Aurora takes away the DB maintenance overheads, and delivers great ROI
Updated March 14, 2023

Aurora takes away the DB maintenance overheads, and delivers great ROI

Piyush Goel | TrustRadius Reviewer
Score 9 out of 10
Vetted Review
Verified User

Overall Satisfaction with Amazon Aurora

We use Aurora as the de-facto DBaaS product for hosting our Relational Databases, primarily MySQL. We have over 100 MySQL clusters (Master, Slave) across the microservices and the 5 global regions where Capillary's SaaS products are hosted. Prior to Aurora, all our databases were self-managed and hosted on EC2 instances with EBS volumes, having provisioned IOPS, for storage. As our system scaled, the management of the databases became a full-time job. Also, configuration management, upgrades, and regular maintenance started eating into the team's bandwidth. Furthermore, the chances of human errors and the consequent outages increased with the increase in the number of MySQL set-ups. To address these concerns, in early 2020, we migrated all our MySQL clusters from EC2 to Aurora. The Aurora service hosts over 400 TB of data, and the Aurora instances vary from 4 cores, 32GB RAM to 32 cores, 256 GB RAM configs. The storage layer varies anywhere from 200GB to 30 TB. In a nutshell, all relational, OLTP use-cases for the 700M odd end-consumers touched by Capillary's platform and served out of Aurora.
  • Auto-expansion of the disks. The administrators don't have to worry about disk sizes anymore.
  • Default configuration sets are designed for the majority of the OLTP use-cases. As a developer, I don't have to worry about tuning the MySQL configurations anymore.
  • Better Performance than MySQL hosted on EC2 instances. The Aurora architecture allows faster replication as well.
  • Access to slow query, and error logs is a little cumbersome. Maybe, stream that to an AWS Elasticsearch, and provide searching out of the box (even if it means additional costs).
  • Upgrade to higher versions of MySQL is a problem.
  • Failovers to replica, although, they are not needed often, they can be made more seamless.
  • Well-defined Configuration Sets that take care of most workload requirements. No manual configuration is needed.
  • Auto expansion of the disks that makes scaling easier.
  • Better read/write performance as compared to self-hosted database instances.
  • Improved performance leading to better product experience.
  • As configurations are templated, fewer human errors, and higher stability.
  • Increased costs of the overall infra, but the performance, and stability guarantees are compensating the higher costs.
Aurora vs RDS: Better replication and performance of Aurora as compared to RDS. Almost zero replication lag in most cases which is a big improvement over RDS. Scaling, maintenance, and overall ROI are higher in Aurora.
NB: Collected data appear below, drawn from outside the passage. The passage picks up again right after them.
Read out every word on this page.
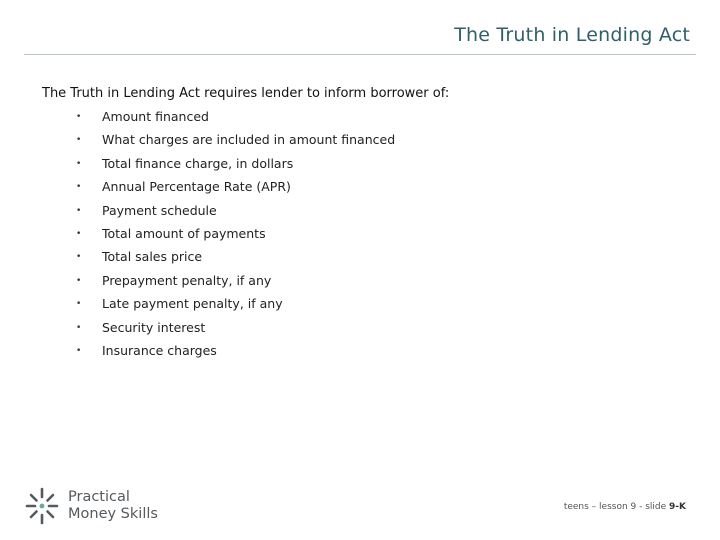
The Truth in Lending Act
The Truth in Lending Act requires lender to inform borrower of:
• Amount financed
• What charges are included in amount financed
• Total finance charge, in dollars
• Annual Percentage Rate (APR)
• Payment schedule
• Total amount of payments
• Total sales price
• Prepayment penalty, if any
• Late payment penalty, if any
• Security interest
• Insurance charges
Practical
Money Skills	teens – lesson 9 - slide 9-K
Aurora vs Percona: Aurora comes well integrated with the AWS ecosystem. So, easier to integrate into the overall infrastructure if you are already on AWS.

Do you think Amazon Aurora delivers good value for the price?

Yes

Are you happy with Amazon Aurora's feature set?

Yes

Did Amazon Aurora live up to sales and marketing promises?

Yes

Did implementation of Amazon Aurora go as expected?

Yes

Would you buy Amazon Aurora again?

Yes

MongoDB, Redis, Amazon Elastic Kubernetes Service (EKS)
Well Suited: If you have to manage 10 or more MySQL clusters in your environments. Better to use Aurora and configure via a Terraform provider. Don't have to worry about the scalability of your databases. It scaled beautifully with tons of features that make the scaling process easier. Don't have a dedicated infrastructure team. Use the managed service, and let your developers focus on product development.

Less Appropriate: It can be a bit pricey. If you are operating under a budget, this may not be the right tool. RDS is slightly cheaper than Aurora. Configurations and documentation can be confusing at times, but if you have access to the AWS Solution Architects, it gets easier.

Using Amazon Aurora

150 - Aurora is our primary database for all data entities requiring relational semantics and ACID properties. It is used across all the engineering groups, and services - which covers about 150 engineers across development, QA, devops. It is also used by our Data team for running ad-hoc analytics, reporting, and any asks from the business teams.
4 - Our SRE/DevOps group is about 4 people who manage about 80 clusters of Aurora (1 Master, multiple Slaves). They are adept at systems provisioning, configuration, basic database administration skills, Infrastructure as Code technologies like Terraform, and have expert programming skills with Python. We use a lot of Boto for automation our infra management tasks. Although, for a small set-up of Aurora, we don't need special skills, other than basic understanding of database administration skills.
  • Primary datastore for entities requiring relational semantics and ACID properties.
  • Automated back-ups, and point in time recovery capabilities.
  • Ability to auto-scale the readers (slaves) as the read query load increases.
  • We are also evaluating serverless Aurora to handle the bursty traffic.
  • Completely automating the provisioning of Aurora behind Terraform. We don't access the AWS console at all.
  • Differential back-ups and master-slave redundancies depending on criticality of the service and keeping costs in control.
  • Effective utilisation of the Key Management Service for encryption and decryption.
  • Use more Aurora instances as a part of our Data Lake strategy, and couple it with S3, and Redshift.
  • Evaluate the machine learning use-cases along with AWS Sagemaker and Comprehend as they have native integration with Aurora.
  • Aurora has helped us scale our data workloads by 10X in the last 3 years without the need to increase the DBAs.
  • It provides reliable performance and uptime guarantees. We have instances varying from 2 cores, 8GB RAM to 32 cores, 256 GB RAM with heavily predicatable workload.
  • Manageable costs - the ROI on performance and costs is great!